Ulrike was last in China for the World Skateboarding (Bowl Pool) Championships in October 2018, accompanying Asha and another child, Arun, to Nanjing to compete.
Ulrike said she was amazed at how early China had an Olympic level bowl venue that the kids could train on. Whereas in India, all the venues are unorganised and chaotic.
“But what I saw was that those kids from the Chinese team were not happy.”
“They train very strictly and hard and everything is very orderly. These kids have the best fields, but I think they might not really appreciate the fun of skateboarding because the skateboarding culture is the opposite of obedience.”
“I’ve been to China many times, to Shanghai, Shenzhen and Nanjing, and I’ve talked to a lot of young people. They follow the rules, are highly educated and have a strong free will. But at the same time I find that there is a huge sense of responsibility and pressure in their consciousness for their families and work, believing that they can only go one way and not be touched or try what they are not allowed to do. They don’t seem to see any other options.”
“Of course, it’s a funny thing. In many Western countries, it used to be part of their history too.”
I took a deep breath.

08 Telling your own story

Earlier, Janwaar Castle’s debut documentary ‘Janwaar’ was selected for the Mountainfilm Film Festival in Colorado, USA, where they were finally able to tell the real story of the children of Janwaar Village and Skate Park in their own words. The full film can be viewed at this link.

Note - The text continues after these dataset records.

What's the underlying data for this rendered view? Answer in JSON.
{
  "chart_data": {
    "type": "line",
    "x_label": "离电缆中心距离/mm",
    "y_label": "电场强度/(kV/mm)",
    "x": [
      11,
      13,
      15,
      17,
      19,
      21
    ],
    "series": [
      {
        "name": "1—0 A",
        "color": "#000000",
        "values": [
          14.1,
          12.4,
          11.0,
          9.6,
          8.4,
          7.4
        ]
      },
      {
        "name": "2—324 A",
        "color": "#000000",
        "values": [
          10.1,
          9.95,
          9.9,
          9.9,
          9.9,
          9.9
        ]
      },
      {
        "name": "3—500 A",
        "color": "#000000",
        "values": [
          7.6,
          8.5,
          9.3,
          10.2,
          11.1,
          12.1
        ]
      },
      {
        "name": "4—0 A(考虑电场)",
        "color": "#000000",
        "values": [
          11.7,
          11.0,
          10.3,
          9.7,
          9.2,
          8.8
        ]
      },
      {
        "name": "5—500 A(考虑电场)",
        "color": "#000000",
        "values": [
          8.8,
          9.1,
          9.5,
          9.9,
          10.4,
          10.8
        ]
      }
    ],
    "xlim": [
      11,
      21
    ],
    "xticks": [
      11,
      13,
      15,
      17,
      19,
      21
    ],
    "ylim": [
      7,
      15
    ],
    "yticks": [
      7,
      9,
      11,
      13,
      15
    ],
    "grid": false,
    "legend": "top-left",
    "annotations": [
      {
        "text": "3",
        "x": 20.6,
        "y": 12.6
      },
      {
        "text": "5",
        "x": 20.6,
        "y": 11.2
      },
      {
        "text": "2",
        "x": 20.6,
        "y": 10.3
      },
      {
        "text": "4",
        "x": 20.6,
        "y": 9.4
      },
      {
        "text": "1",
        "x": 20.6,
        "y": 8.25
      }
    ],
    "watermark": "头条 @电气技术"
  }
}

Back in the present day in Shanghai, some people haven’t left the house for two months, while I spend my days at home looking at the snowboards and skateboards on the wall and thinking about the surfboards I have stored on the beach somewhere, wondering if they are missing the mountains and the sea as much as I am. The conversation with Ulrike reminded me that I was one of those people whose free will was awakened by board sports. I am probably luckier than many to have had that free will in advance, even if I can’t move at the moment.
I finished this piece on 24 May, the day Airbnb announced that it was suspending support for travel within China. The moment I received the SMS notification, apart from feeling overwhelmed, my mind kept going back to the people and situations I had experienced on my trip before the outbreak.
After talking about his trip to Janwaar, Matjaz said something to me.
“The world is big and curious. Extend your talent.”